Atlas

Ter que acordar todos os dias como Atlas: carregando o peso do mundo nas costas (Helicópteros voando por entre as matas), é o preço que se paga em uma rotina chata. Há quem precise matar um leão por dia, mas o desespero que se passa da janela é muito pior que correr do leão faminto e ainda ser devorado no final da história. Como um chafariz que só escorre pedras e um instrumento que se expresse mudo: sumir da cama é um trabalho de Hercules, para àqueles que veem no óbvio, absurdo. Controlar um impulso netuniano de fúria: querer afogar tudo numa bacia das almas, e expor o óleo negro que sairá do murmúrio, que é o âmbar de uma natureza sem volta. A vida é quem nos dá algo, mas não entrega; que, dedo em riste, ainda o acusa de roubo; que pede socorro, mas te arma emboscada. A vida é visão mais bela, perante a um cego. Tão doce, que no fim deixa a língua amargar- um arroubo de ilusões perdidas no tempo. Amor ao contento, que no fundo o faz odiar- um assopro de viscerais emoções ao vento. Levantar com o fardo do homem inocente, que pena a vida por uma desgraça alheia, é a trágica sina de uma manhã indecente: vem do alto o sol quente- e a pasmaceira. Qualquer porre que seja, é só um placebo, é preciso mais que coragem para suportar. Noivo no altar, náufrago ao mar, um pesar... é preciso muita coragem, agora eu percebo! O caminhar na cozinha, e o odor que exala, é um gatuno da existência humana na terra. O piar do fogo, o coaxar das panelas... Na sala, há o espelho egoísta, que um conselho nos narra:

“A paz, humano, é uma ilusão que se encerra. A sorte, em tempos de guerra, é um instinto. Sugar da vida o tutano, e, contra a maré, remar, é o melhor que se faz!”.

Mas e o peso que sinto?

“Esse é o peso da morte, no corredor anunciada. Quem a espera sem medo, enfrenta o demônio, mas, ao fim, bebe do cálice, com frescor de água e gosto de vinho. Então, vem o derradeiro sono”.

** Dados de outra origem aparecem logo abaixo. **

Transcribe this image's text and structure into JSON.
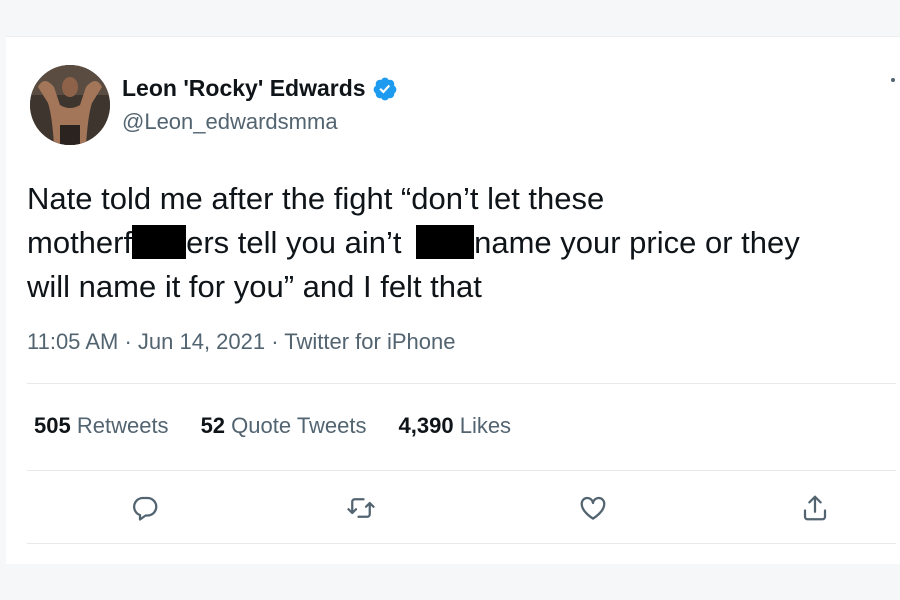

Sábias palavras, olhei o espelho. Subo a escada, com um café desperto, a gravidade se espessa, mas subo assim mesmo, trilho a minha estrada. Memórias, à esmo, me afligem: respiro à mesa. Alimento-me de saudade e do ar fresco ao redor. Melhor que pão xoxo, leite azedo e o chá morno. Agora, em tudo há cheiro de novo: a leveza do ser, a dureza do ego, a velha razão, e tudo ao entorno...Levanto-me para sair, encaro a porta e o destino: Ser linha de frente no exército de um homem só. De peito aberto, aceitar o inimigo, e ver o fascínio, de olhar incerto, do povo lá fora, que é de dar dó. Piso na grama, calafrios trespassam, e o horizonte se encontra angelical, em tons de cinzas azulados. A sensatez faz então perceber um antes descrente, que, na vida, de pouco em pouco o peso é levado.